Elma Moura, gestora da Escola Municipal Manoel Leandro Morais, única unidade pública de ensino de Pernambuco a alcançar 10 no Ideb, afirma que a estratégia de focar nos alunos com dificuldades de aprendizado, a participação da família na vida escolar dos estudantes e o apoio psicossocial levaram à conquista da nota máxima.
S ituada na zona rural, no distrito Maravilha, a cerca de 36 quilômetros da sede do município de Custódia, no Sertão do Moxotó, a Escola Municipal Manoel Leandro Morais foi notícia na mídia, semanas atrás, em razão de um feito surpreendente: foi a única unidade pública de ensino de Pernambuco a conquistar nota 10 nos anos iniciais do fundamental no Ideb 2023 (Índice de Desenvolvimento da Educação Básica).
Somente outras 20 escolas públicas em todo o Brasil receberam a nota máxima desse que é o principal indicador de qualidade do ensino, criado pelo Inep (Instituto Nacional de Estudos e Pesquisas Educacionais Anísio Teixeira), órgão do MEC (Ministério da Educação). Detalhe: todas as demais escolas também estão localizadas no Nordeste, nos Estados do Ceará e Alagoas. O indicador relaciona o desempenho dos estudantes em avaliações externas de larga escala com dados de fluxo escolar.

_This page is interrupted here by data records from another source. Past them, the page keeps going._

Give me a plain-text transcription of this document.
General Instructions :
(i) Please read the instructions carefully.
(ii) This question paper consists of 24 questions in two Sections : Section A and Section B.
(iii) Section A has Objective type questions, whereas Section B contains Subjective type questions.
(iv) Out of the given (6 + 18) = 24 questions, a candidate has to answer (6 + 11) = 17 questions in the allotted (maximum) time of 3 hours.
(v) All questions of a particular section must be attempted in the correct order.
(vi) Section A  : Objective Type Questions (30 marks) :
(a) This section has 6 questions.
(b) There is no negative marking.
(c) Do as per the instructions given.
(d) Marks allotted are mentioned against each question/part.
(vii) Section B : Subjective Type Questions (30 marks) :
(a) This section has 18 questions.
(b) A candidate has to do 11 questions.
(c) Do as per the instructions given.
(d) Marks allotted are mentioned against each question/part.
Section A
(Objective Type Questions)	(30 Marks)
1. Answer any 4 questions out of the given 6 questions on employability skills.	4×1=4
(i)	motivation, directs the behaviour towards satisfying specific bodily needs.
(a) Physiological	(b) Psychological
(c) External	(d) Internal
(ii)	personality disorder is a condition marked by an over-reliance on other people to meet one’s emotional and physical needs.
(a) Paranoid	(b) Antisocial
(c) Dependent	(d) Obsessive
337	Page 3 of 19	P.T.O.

Cláudia Santos conversou com Elma Moura, a gestora do colégio nota 10 de Custódia, para conhecer a estratégia de sucesso que fez a escola brilhar no Ideb. As diretrizes foram estabelecidas pelo governo municipal e têm como foco os alunos com dificuldade de aprendizado, o incentivo à participação da família na vida escolar do estudante e o apoio de uma equipe psicossocial aos problemas comportamentais da garotada apresentados em sala de aula.
Os alunos também são incentivados com premiações, assim como os professores, já que os profissionais da escola de Custódia com melhor desempenho no Ideb recebem o décimo quarto salário. Elma também ressalta a continuidade dessa política pela gestão municipal, que não foi interrompida desde 2017.
Reportagens veiculadas na mídia afirmam que um dos motivos do sucesso da Escola Municipal Manoel Leandro Morais no Ideb é o fato de vocês terem focado nas crianças que apresentam dificuldades de aprendizado. A senhora poderia detalhar como é feito esse processo?
Realizamos planejamentos quinzenais com os professores, em que eles repassam para a coordenação pedagógica quais alunos apresentam um pouco mais de dificuldade. Temos vários profissionais de apoio à educação especial e, quando um deles está disponível, retira o aluno da sala de aula por um momento, sonda qual é sua dificuldade – se em matemática ou leitura, por exemplo – e faz com ele uma espécie de reforço escolar.
Isto porque, aqui as famílias de baixa renda, às vezes, não têm condição de pagar o reforço em casa. Então, os professores também se desdobram fazendo atividades diferenciadas e orientamos a família a fazer essas atividades em casa para ajudar a criança.
Que tipo de atividades diferenciadas são realizadas?
A coordenadora pedagógica pesquisa várias atividades e questionários de acordo com os descritores que o aluno tem dificuldade e pede para que a criança realize essas atividades. Assim, as dificuldades encontradas vão sendo sanadas, pois o estudante vai se familiarizando com o assunto da disciplina. O município inteiro basicamente trabalha mais ou menos na mesma metodologia, no mesmo estilo, porque acompanhamos a Secretaria Municipal de Educação, que também nos dá todo suporte.
Desde quando a escola utiliza essa metodologia de trabalho e como é o envolvimento dos professores? Houve resistência no início?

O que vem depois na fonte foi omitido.